Le droit de rétractation est universel et s'applique tout type de produit ou de conditions de vente (soldes, promotions, offres ou déstockage)
Vous devez impérativement informer votre client des modalités de son droit de rétractation : délai, point de départ, remboursement du produit, paiement des frais de retour, etc. Et un formulaire de rétractation doit être disponible (lien ou téléchargement du fichier)
Une fois informé par votre client, vous disposez de 14 jours pour effectuer le remboursement (la totalité de la somme versée par le client, y compris les frais d’expédition)  
Attention, certains biens, de par leur nature, ne peuvent pas être soumis au droit de rétractation :
   - produit sur-mesure, confectionné spécifiquement pour le client précisément
   - produit périssable (produits alimentaires…)
   - cassettes, Cd, Dvd s’ils ont été ouvert
   - presse (revue, journal…)
   - hébergement, transport, restauration…
 
Vous devez quand même mentionner clairement à l’acheteur avant la validation de sa commande que les produits commandés ne sont pas soumis au droit de rétractation.
 

Reprise pour livraison non conforme ou produit défectueux

Vous êtes tenu de reprendre un article en cas de livraison non conforme à la commande ou en cas de produit défectueux. Les modalités de retour pour reprise doivent être clairement indiqués avant la validation de la commande. Vous devez signaler si ce retour sera à la charge de votre client ou si vous le prenez vous-même en charge.
Votre client doit vous le réexpédier dans son emballage d'origine, en indiquant le motif de son retour sur le bon de livraison ou la facture.
A la réception du produit, vous êtes tenu, au choix :
> de lui ré-expédier une livraison conforme à sa commande
> de réparer et lui ré-expédier l’article défectueux
> de procéder à l’échange du produit (à l’identique ou très similaire)
> d’annuler sa commande et procéder au remboursement
 
En cas de préjudice subi par votre client, il est fondé à vous demander des dommages et intérêts
 

Garantie légale de conformité

Vous assurez la garantie légale de conformité :  en cas de défaut de fabrication ou de panne d'un produit neuf, pendant 2 ans à la date de la facture, votre client choisi entre échange standard et réparation.

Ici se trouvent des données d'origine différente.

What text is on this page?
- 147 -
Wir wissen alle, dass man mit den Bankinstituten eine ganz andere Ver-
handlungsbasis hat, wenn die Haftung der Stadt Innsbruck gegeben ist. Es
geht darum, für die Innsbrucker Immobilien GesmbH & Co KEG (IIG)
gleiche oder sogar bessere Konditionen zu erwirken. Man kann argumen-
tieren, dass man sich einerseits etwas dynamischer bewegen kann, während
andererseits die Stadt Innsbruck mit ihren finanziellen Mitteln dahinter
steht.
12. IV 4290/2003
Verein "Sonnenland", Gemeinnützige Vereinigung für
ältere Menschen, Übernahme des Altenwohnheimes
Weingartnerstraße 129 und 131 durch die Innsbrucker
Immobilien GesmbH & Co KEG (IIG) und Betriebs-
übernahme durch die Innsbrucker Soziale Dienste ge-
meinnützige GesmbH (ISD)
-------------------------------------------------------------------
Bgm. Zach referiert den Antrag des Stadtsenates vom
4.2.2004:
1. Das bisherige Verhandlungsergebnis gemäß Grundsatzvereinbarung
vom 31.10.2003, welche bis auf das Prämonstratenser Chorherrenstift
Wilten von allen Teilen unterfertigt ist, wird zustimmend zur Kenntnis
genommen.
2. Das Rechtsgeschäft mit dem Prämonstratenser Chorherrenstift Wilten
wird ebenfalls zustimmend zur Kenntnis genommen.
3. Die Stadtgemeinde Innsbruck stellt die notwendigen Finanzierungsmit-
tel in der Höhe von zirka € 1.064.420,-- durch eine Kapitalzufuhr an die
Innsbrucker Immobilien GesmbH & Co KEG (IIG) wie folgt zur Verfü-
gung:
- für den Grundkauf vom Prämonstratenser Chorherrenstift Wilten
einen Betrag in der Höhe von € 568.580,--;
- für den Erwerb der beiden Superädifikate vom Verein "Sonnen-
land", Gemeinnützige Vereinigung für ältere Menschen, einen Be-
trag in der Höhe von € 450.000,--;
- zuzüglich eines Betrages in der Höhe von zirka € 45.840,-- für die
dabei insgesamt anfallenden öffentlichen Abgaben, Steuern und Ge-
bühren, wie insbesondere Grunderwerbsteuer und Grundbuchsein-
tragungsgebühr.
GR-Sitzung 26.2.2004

Vous devez répondre à sa demande dans un délai maximum d'un mois.

 

Médiation e-commerce

En cas d’impossibilité de résolution d’un litige avec un client, le médiateur statuera sur la résolution du conflit. Cette médiation évite la procédure judiciaire.
Vous devez proposer un service de médiation qui pourra être saisi par vos clients. Vous devez les informer de ce service et faire figurer toutes les informations nécessaires dans les Conditions Générales de Ventes (CGV) et/ou dans les Conditions Générales d’Utilisation (CGU).
> c’est à vous de garantir le recours effectif à un dispositif de médiation de la consommation ;
> vous pouvez proposer le recours à tout médiateur de la consommation ;
Attention : en cas de manquement, l’amende peut aller jusqu’à 3000€ pour une personne physique et 15000€ pour une personne morale…
 
 

La législation sur les activités professionnelle en ligne évolue constamment : tenez-vous informés en vous abonnant à la newsletter de l’association Info Web.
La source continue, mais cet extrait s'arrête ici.